Five years later, due in no small part to Lear, all the old taboos were gone--and Bonnie Franklin, better known for roles on the stage (notably Applause, the musical version of All About Eve), was far more of a blank slate than Moore. The top brass at CBS, then, were far more ready for an idea about a divorced mom struggling to make ends meet in Indianapolis with her teenage daughters. Blake and Manings brought the idea to Lear, who developed it further.

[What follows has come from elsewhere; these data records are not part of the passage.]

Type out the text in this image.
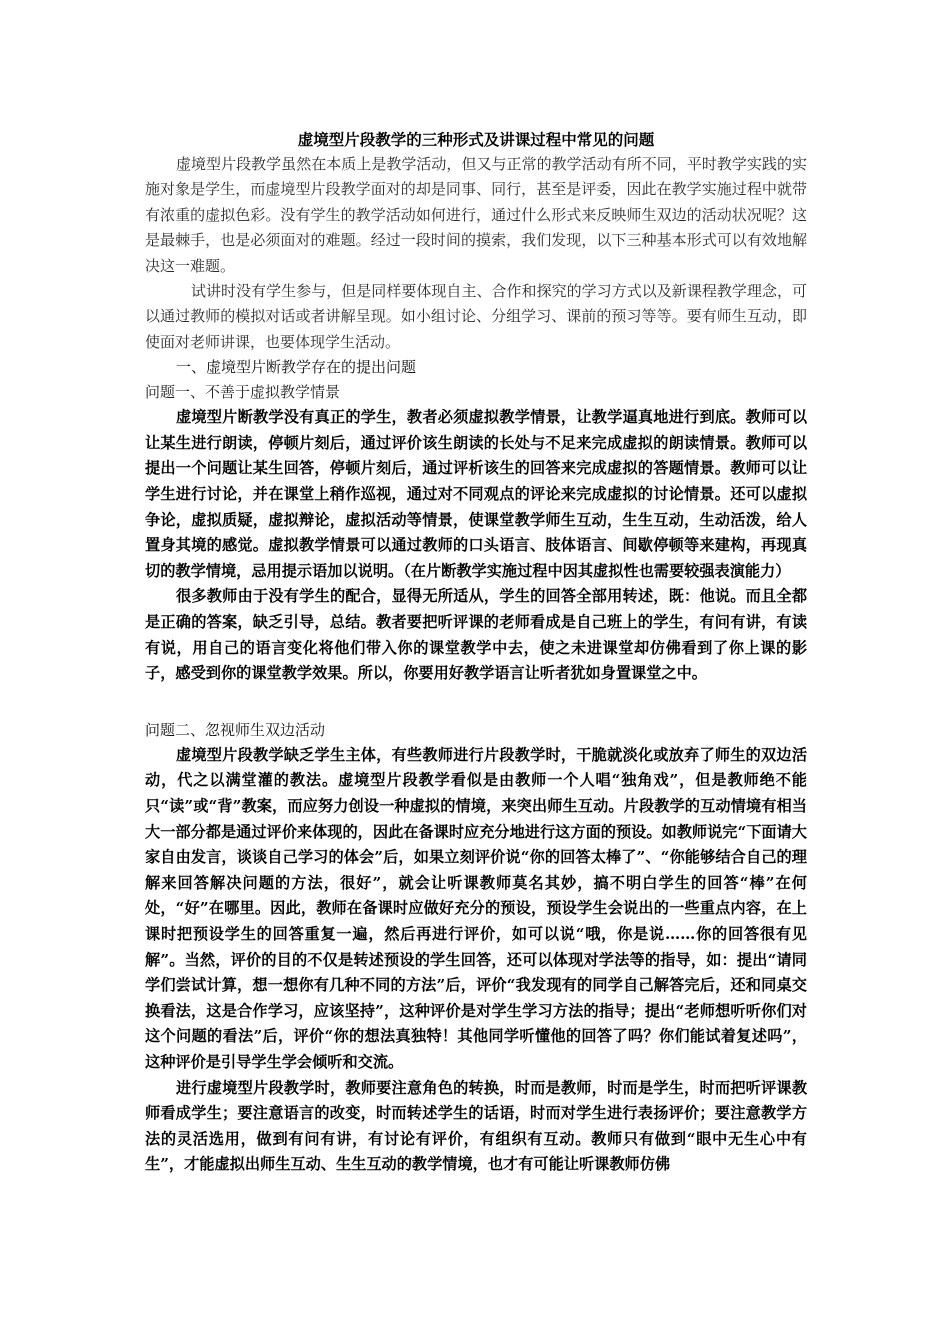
虚境型片段教学的三种形式及讲课过程中常见的问题

虚境型片段教学虽然在本质上是教学活动，但又与正常的教学活动有所不同，平时教学实践的实施对象是学生，而虚境型片段教学面对的却是同事、同行，甚至是评委，因此在教学实施过程中就带有浓重的虚拟色彩。没有学生的教学活动如何进行，通过什么形式来反映师生双边的活动状况呢？这是最棘手，也是必须面对的难题。经过一段时间的摸索，我们发现，以下三种基本形式可以有效地解决这一难题。

试讲时没有学生参与，但是同样要体现自主、合作和探究的学习方式以及新课程教学理念，可以通过教师的模拟对话或者讲解呈现。如小组讨论、分组学习、课前的预习等等。要有师生互动，即使面对老师讲课，也要体现学生活动。

一、虚境型片断教学存在的提出问题

问题一、不善于虚拟教学情景

虚境型片断教学没有真正的学生，教者必须虚拟教学情景，让教学逼真地进行到底。教师可以让某生进行朗读，停顿片刻后，通过评价该生朗读的长处与不足来完成虚拟的朗读情景。教师可以提出一个问题让某生回答，停顿片刻后，通过评析该生的回答来完成虚拟的答题情景。教师可以让学生进行讨论，并在课堂上稍作巡视，通过对不同观点的评论来完成虚拟的讨论情景。还可以虚拟争论，虚拟质疑，虚拟辩论，虚拟活动等情景，使课堂教学师生互动，生生互动，生动活泼，给人置身其境的感觉。虚拟教学情景可以通过教师的口头语言、肢体语言、间歇停顿等来建构，再现真切的教学情境，忌用提示语加以说明。（在片断教学实施过程中因其虚拟性也需要较强表演能力）

很多教师由于没有学生的配合，显得无所适从，学生的回答全部用转述，既：他说。而且全都是正确的答案，缺乏引导，总结。教者要把听评课的老师看成是自己班上的学生，有问有讲，有读有说，用自己的语言变化将他们带入你的课堂教学中去，使之未进课堂却仿佛看到了你上课的影子，感受到你的课堂教学效果。所以，你要用好教学语言让听者犹如身置课堂之中。

问题二、忽视师生双边活动

虚境型片段教学缺乏学生主体，有些教师进行片段教学时，干脆就淡化或放弃了师生的双边活动，代之以满堂灌的教法。虚境型片段教学看似是由教师一个人唱“独角戏”，但是教师绝不能只“读”或“背”教案，而应努力创设一种虚拟的情境，来突出师生互动。片段教学的互动情境有相当大一部分都是通过评价来体现的，因此在备课时应充分地进行这方面的预设。如教师说完“下面请大家自由发言，谈谈自己学习的体会”后，如果立刻评价说“你的回答太棒了”、“你能够结合自己的理解来回答解决问题的方法，很好”，就会让听课教师莫名其妙，搞不明白学生的回答“棒”在何处，“好”在哪里。因此，教师在备课时应做好充分的预设，预设学生会说出的一些重点内容，在上课时把预设学生的回答重复一遍，然后再进行评价，如可以说“哦，你是说……你的回答很有见解”。当然，评价的目的不仅是转述预设的学生回答，还可以体现对学法等的指导，如：提出“请同学们尝试计算，想一想你有几种不同的方法”后，评价“我发现有的同学自己解答完后，还和同桌交换看法，这是合作学习，应该坚持”，这种评价是对学生学习方法的指导；提出“老师想听听你们对这个问题的看法”后，评价“你的想法真独特！其他同学听懂他的回答了吗？你们能试着复述吗”，这种评价是引导学生学会倾听和交流。

进行虚境型片段教学时，教师要注意角色的转换，时而是教师，时而是学生，时而把听评课教师看成学生；要注意语言的改变，时而转述学生的话语，时而对学生进行表扬评价；要注意教学方法的灵活选用，做到有问有讲，有讨论有评价，有组织有互动。教师只有做到“眼中无生心中有生”，才能虚拟出师生互动、生生互动的教学情境，也才有可能让听课教师仿佛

One Day at a Time went on to run for nine years and 209 episodes. Some of its DNA ended up encoded in the likes of Kate and Allie, The New Adventures of Old Christine, and The Gilmore Girls. (The latter show also featured an actress, Lauren Graham, who, like Franklin, was only in her early 30s when the show premiered--not much older than the actress(es) who played her daughter(s).)

The Gilmore Girls had one less daughter than One Day at a Time, but somehow the estrogen level seemed more amped up. True, Lorelai Gilmore had her diner love interest, Luke, but there’s a Sensitive New Age Guy lurking beneath his blue baseball hat (tipped off by the fact that he cooks but Lorelai doesn’t, which allows him to criticize her unhealthy eating habits).

“Sensitive” is not the word that comes to mind about Dwayne Schneider, the building superintendent played to perfection by Pat Harrington. With his moustache constantly twitching expectantly in the hope that Ann Romano would respond to his flirtatious hints, his cigarette dangling from his lip and his tool-belt hanging from his waist like a gun holster, the character became “the Burt Reynolds of the Boiler Room.”